Wednesday, April 29, 2020
Ethical obligations when an attorney is faced with possible fraud by a current or prospective client are discussed in an opinion released today by the American Bar Association
Model Rule 1.2(d) prohibits a lawyer from advising or assisting a client in conduct the lawyer “knows” is criminal or fraudulent. That knowledge may be inferred from the circumstances, including a lawyer’s willful blindness to or conscious avoidance of facts. Accordingly, where facts known to the lawyer establish a high probability that a client seeks to use the lawyer’s services for criminal or fraudulent activity, the lawyer has a duty to inquire further to avoid advising or assisting such activity.

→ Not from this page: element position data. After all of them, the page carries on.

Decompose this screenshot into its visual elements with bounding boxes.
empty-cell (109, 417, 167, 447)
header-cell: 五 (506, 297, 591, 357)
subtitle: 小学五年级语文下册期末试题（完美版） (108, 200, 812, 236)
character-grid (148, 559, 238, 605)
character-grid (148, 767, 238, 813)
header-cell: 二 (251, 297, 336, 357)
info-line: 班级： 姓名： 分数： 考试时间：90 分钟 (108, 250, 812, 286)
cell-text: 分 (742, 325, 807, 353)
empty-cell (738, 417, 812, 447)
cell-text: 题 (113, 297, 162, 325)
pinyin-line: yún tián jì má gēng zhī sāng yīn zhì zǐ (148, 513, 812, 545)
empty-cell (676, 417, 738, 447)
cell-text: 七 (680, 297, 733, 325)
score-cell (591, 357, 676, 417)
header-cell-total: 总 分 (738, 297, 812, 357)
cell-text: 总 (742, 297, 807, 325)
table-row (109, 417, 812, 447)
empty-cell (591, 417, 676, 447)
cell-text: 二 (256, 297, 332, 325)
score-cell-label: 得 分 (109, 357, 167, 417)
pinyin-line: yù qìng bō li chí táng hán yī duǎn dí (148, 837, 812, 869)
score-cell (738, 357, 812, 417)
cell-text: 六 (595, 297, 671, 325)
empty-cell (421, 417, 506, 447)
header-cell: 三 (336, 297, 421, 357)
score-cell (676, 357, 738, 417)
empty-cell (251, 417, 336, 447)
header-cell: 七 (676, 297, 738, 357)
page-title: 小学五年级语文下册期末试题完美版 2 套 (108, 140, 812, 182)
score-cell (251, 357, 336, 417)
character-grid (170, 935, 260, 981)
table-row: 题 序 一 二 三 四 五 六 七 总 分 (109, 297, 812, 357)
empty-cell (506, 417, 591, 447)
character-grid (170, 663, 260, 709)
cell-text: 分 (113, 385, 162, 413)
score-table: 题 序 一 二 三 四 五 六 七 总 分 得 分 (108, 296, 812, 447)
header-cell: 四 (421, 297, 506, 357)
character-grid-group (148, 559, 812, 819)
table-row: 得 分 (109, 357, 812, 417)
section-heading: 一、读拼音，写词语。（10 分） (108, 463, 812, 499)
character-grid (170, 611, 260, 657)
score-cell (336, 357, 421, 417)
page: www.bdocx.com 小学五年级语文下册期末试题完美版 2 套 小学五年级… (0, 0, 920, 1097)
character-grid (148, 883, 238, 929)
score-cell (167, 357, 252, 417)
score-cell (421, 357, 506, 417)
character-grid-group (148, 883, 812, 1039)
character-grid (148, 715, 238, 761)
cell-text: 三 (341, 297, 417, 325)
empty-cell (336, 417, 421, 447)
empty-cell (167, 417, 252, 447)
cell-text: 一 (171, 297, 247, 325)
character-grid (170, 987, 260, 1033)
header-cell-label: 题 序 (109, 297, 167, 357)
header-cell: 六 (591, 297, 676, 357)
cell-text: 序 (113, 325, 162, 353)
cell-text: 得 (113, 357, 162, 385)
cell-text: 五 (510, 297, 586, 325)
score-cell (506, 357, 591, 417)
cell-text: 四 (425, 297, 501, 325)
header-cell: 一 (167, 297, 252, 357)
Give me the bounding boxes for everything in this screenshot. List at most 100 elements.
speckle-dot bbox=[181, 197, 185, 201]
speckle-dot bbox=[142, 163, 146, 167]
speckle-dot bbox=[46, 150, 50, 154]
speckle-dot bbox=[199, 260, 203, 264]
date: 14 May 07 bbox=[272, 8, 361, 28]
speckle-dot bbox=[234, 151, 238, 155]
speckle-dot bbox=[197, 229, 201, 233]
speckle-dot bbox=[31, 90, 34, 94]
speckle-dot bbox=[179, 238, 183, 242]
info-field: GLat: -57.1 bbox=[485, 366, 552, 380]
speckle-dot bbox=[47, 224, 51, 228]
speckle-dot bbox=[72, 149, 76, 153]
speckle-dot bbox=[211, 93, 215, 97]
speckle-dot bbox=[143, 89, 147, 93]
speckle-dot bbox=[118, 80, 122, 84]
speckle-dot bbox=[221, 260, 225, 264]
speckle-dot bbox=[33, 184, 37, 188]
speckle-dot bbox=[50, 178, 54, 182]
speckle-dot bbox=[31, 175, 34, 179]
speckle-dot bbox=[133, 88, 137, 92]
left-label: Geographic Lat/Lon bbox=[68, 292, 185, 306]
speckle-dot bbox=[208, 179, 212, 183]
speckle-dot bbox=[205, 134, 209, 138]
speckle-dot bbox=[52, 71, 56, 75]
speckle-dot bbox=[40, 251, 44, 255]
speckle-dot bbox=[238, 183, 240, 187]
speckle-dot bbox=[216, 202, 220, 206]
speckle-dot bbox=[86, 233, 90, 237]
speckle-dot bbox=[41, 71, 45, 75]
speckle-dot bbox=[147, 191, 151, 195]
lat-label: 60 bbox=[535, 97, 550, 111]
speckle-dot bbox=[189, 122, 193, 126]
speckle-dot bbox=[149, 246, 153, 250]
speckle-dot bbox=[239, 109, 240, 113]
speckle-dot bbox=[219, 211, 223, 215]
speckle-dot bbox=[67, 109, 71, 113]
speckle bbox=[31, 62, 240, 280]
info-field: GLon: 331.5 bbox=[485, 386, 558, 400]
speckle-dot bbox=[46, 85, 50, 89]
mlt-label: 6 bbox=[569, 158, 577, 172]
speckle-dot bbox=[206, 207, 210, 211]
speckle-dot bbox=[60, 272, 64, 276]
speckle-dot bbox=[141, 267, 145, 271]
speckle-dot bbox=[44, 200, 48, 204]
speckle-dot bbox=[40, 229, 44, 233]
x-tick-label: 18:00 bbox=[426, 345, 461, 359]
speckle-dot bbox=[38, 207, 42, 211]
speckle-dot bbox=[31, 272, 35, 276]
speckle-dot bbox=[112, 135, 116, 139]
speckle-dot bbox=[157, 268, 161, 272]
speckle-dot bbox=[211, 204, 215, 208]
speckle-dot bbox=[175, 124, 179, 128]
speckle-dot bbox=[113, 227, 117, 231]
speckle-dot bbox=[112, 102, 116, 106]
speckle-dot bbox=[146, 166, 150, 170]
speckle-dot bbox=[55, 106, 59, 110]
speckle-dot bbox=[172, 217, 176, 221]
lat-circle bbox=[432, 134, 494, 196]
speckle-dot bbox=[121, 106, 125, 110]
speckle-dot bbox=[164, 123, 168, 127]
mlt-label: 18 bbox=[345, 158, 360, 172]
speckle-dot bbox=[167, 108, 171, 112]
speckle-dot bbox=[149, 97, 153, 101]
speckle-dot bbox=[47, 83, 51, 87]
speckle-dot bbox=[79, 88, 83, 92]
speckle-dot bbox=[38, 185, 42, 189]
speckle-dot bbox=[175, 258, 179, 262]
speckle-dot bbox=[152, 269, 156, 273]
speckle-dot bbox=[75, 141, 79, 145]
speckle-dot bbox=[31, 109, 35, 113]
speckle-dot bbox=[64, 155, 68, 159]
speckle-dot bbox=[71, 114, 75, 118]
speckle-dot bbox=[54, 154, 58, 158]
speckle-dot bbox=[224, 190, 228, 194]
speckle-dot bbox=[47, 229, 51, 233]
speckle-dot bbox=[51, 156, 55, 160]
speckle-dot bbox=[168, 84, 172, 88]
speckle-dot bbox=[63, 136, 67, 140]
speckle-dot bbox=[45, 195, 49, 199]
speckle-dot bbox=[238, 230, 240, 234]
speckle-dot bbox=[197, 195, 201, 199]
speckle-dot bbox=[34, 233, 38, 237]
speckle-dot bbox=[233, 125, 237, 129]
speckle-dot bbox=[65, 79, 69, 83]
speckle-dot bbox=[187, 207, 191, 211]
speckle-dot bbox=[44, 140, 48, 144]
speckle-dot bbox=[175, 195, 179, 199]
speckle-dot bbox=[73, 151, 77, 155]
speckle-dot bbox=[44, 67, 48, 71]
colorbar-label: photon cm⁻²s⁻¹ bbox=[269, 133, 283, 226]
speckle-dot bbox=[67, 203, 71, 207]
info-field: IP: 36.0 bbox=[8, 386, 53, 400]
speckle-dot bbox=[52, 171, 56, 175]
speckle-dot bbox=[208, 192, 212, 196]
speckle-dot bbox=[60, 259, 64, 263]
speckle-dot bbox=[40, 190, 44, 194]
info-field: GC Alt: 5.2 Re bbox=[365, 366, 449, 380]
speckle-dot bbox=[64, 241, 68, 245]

Even if information learned in the course of a preliminary interview or during a representation is insufficient to establish “knowledge” under Rule 1.2(d), other rules may require the lawyer to inquire further in order to help the client avoid crime or fraud, to avoid professional misconduct, and to advance the client’s legitimate interests. These include the duties of competence, diligence, communication, and honesty under Rules 1.1, 1.3, 1.4, 1.13, 1.16, and 8.4. If the client or prospective client refuses to provide information necessary to assess the legality of the proposed transaction, the lawyer must ordinarily decline the representation or withdraw under Rule 1.16. A lawyer’s reasonable evaluation after inquiry and based on information reasonably available at the time does not violate the rules. This opinion does not address the application of these rules in the representation of a client or prospective client who requests legal services in connection with litigation.
From the conclusion
A lawyer’s reasonable evaluation after that inquiry based on information reasonably available at the time does not violate the rules.